Text manipulations in R, Python, Perl, and bash have a number of things 
in common, as many of these evolved from UNIX. When I use the
term *string* here, I'll be referring to any sequence of characters
that may include numbers, white space, and special characters. Note that in R
a character vector is a vector of one or more such strings.  

# 2) Basic text manipulation 

Some of the basic things we need to do are paste/concatenate strings together,
split strings apart, take subsets of strings, and replace characters within strings.
Often these operations are done based on patterns rather than a fixed string 
sequence. This involves the use of regular expressions, covered in Section 3.

## 2.1) R

In general, strings in R are stored in character vectors. R's functions for string manipulation are fully vectorized and will work on all of the strings in a vector at once.

Here's a [cheatsheet from RStudio](https://github.com/rstudio/cheatsheets/raw/master/strings.pdf) on manipulating strings in R.

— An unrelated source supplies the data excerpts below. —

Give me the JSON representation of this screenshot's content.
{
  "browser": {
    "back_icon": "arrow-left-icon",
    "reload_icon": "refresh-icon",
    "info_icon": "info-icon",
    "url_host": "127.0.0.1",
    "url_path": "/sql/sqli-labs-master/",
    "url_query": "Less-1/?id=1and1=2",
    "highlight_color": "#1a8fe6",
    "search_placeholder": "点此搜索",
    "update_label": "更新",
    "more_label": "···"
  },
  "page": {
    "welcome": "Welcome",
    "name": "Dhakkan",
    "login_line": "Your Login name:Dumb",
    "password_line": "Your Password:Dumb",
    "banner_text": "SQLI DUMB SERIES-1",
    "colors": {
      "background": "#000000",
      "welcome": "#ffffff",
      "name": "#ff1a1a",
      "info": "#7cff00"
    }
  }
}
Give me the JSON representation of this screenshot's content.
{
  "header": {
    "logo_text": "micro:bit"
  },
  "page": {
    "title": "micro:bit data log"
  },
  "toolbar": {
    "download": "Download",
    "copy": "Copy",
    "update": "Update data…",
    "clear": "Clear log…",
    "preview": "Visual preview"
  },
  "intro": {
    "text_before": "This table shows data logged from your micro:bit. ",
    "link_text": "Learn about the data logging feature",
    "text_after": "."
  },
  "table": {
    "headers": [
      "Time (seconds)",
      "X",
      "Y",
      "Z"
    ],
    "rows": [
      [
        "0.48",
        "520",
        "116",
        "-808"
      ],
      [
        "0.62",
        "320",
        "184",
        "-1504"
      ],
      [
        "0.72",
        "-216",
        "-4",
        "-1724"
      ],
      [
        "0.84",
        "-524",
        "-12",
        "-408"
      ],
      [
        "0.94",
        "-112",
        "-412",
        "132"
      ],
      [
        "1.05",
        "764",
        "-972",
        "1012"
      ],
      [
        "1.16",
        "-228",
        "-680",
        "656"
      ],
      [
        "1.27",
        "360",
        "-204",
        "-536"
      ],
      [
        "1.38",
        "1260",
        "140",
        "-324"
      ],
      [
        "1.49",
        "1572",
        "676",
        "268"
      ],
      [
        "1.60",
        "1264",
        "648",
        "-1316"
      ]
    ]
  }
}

### 2.1.1) String manipulation in base R

A few of the basic R functions for manipulating strings are *paste*,
*strsplit*, and *substring*. *paste* and *strsplit*
are basically inverses of each other: *paste* concatenates
together an arbitrary set of strings (or a vector, if using the *collapse*
argument) with a user-specified separator character, while *strsplit*
splits apart based on a delimiter/separator. *substring*
splits apart the elements of a character vector based on fixed widths.
*nchar* returns the number of characters in a string.
Note that all of these operate in a vectorized fashion.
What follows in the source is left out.